What is identity? Is it your name? Where you're from? How you talk? How you dress? It's a combination, isn't it? For trans and nonbinary people it's a bit more complicated than our names and pronouns. Clothes are like pronouns to many trans and nonbinary individuals. They matter, as much as pronouns.

The thing that cis people seem to take for granted most is clothing. You almost always exclusively dress like the gender you were assigned at birth. Wear typically “gendered” colors. All that stuff. But for those of us who fall out of the binary, clothes are slightly more complex. Especially if you were assigned female at birth and need to get binders.

Nonbinary people are the same as cis (you identify with the gender you were assigned at birth) people. We both buy what makes us comfortable. A lot of people spend a lot of time trying to put together a look. But I'm trying to put together an identity. In my case, even though I present more masculine, I always need to consider safety. Will this make me a target today? Am I too “gay”? Am I too feminine?  I still vividly remember the night I got homophobic remarks in public for dressing up and throwing on a bowtie.
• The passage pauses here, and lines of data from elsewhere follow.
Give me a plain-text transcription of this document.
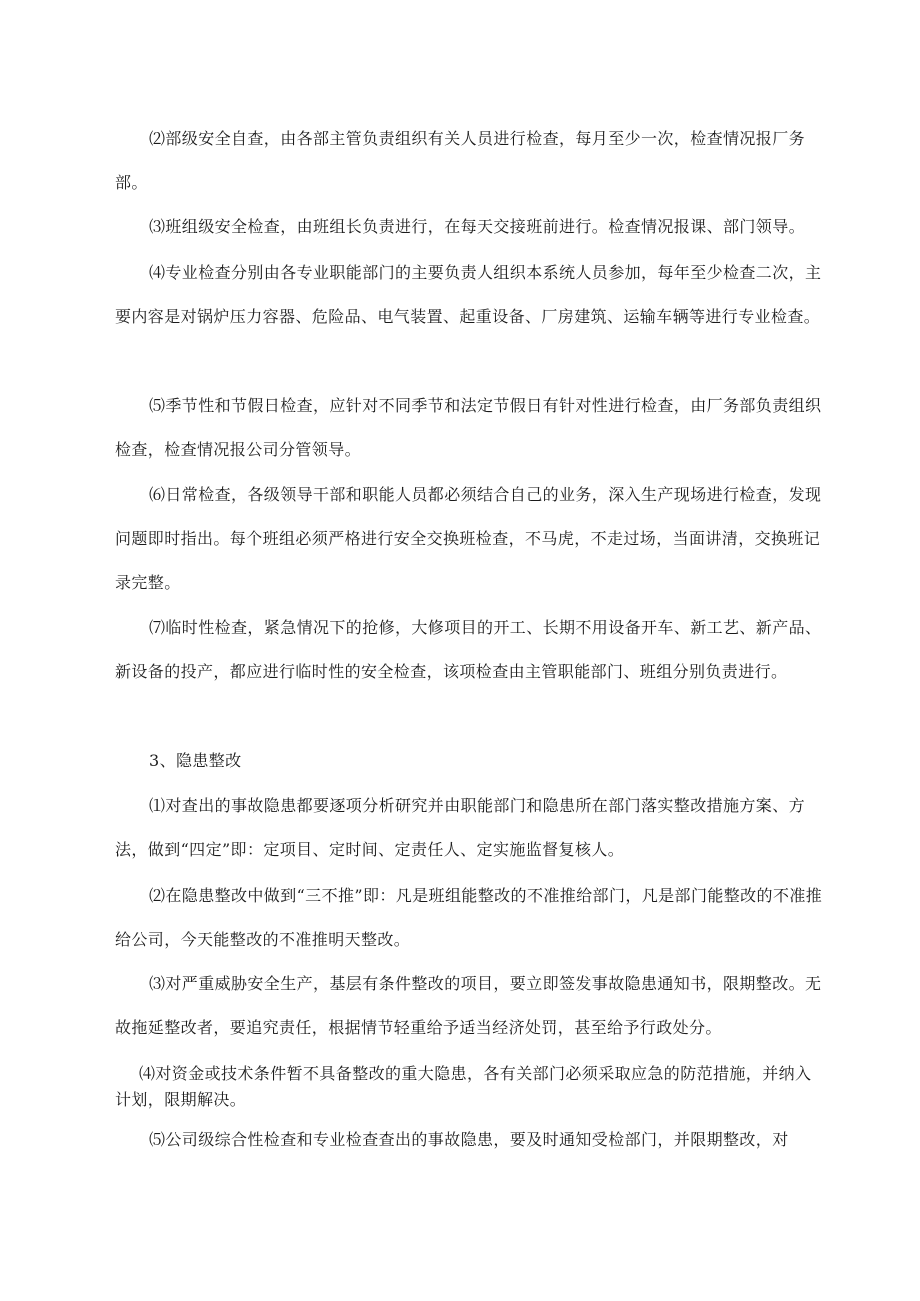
⑵部级安全自查，由各部主管负责组织有关人员进行检查，每月至少一次，检查情况报厂务部。

⑶班组级安全检查，由班组长负责进行，在每天交接班前进行。检查情况报课、部门领导。

⑷专业检查分别由各专业职能部门的主要负责人组织本系统人员参加，每年至少检查二次，主要内容是对锅炉压力容器、危险品、电气装置、起重设备、厂房建筑、运输车辆等进行专业检查。

⑸季节性和节假日检查，应针对不同季节和法定节假日有针对性进行检查，由厂务部负责组织检查，检查情况报公司分管领导。

⑹日常检查，各级领导干部和职能人员都必须结合自己的业务，深入生产现场进行检查，发现问题即时指出。每个班组必须严格进行安全交换班检查，不马虎，不走过场，当面讲清，交换班记录完整。

⑺临时性检查，紧急情况下的抢修，大修项目的开工、长期不用设备开车、新工艺、新产品、新设备的投产，都应进行临时性的安全检查，该项检查由主管职能部门、班组分别负责进行。

3、隐患整改

⑴对查出的事故隐患都要逐项分析研究并由职能部门和隐患所在部门落实整改措施方案、方法，做到“四定”即：定项目、定时间、定责任人、定实施监督复核人。

⑵在隐患整改中做到“三不推”即：凡是班组能整改的不准推给部门，凡是部门能整改的不准推给公司，今天能整改的不准推明天整改。

⑶对严重威胁安全生产，基层有条件整改的项目，要立即签发事故隐患通知书，限期整改。无故拖延整改者，要追究责任，根据情节轻重给予适当经济处罚，甚至给予行政处分。

⑷对资金或技术条件暂不具备整改的重大隐患，各有关部门必须采取应急的防范措施，并纳入计划，限期解决。

⑸公司级综合性检查和专业检查查出的事故隐患，要及时通知受检部门，并限期整改，对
It was the first time in ages I felt good about myself too. I was walking into a gas station and I just froze with fear. I didn't leave for a good 20 to 30 because I was worried about what they would do to me. That's an unfortunate fact faced by many trans and nonbinary people. We get attacked verbally and physically for being ourselves, daily. Just because we're different doesn't mean we're not human.

As someone who's just come to terms with my non binary identity, I've been trying dress more how I want. Find a new look since I'm a “new person”. In my case that's slowly going from more masculine (based on society's standards) to androgynous. I started with my hair. I went from a typical “male” haircut to a mohawk. A hairstyle I've always sort of seen as queer. After that I slowly worked my way down. Glasses, shirts, pants, and shoes. For me, my glasses have always been a big part my style. Usually big bold Ray Ban Wayfarers. I love standing out in a crowd. Now I've got my eye (and piggy bank) set on a pair of John Lennon’s. Round frames, tortoiseshell top, clear bottoms, lightweight. I feel that since they're unisex (according to the store), they are more in tune with the look I’m going for. They're quite the opposite of “Connor”. But that means they're all that much more “Ace”. For shirts, I'm gravitating more and more to floral or printed button downs. Or occasionally just a plain button down. Any excuse for a bowtie, if I’m being honest. Jeans are always my go to, but now instead of relaxed fit and typical Levi blues, I'm going for skinny or slim fit and dark blues and blacks. And for shoes I usually prefer high tops.

That's the great thing about identity. You can always reinvent yourself whenever. It's even more exciting when you come to terms with your identity. It's been refreshing to start to think about a new look for the new year. I'm keeping Connor around until then. Might as well kick off 2018 as Ace. New year. New identity. New look.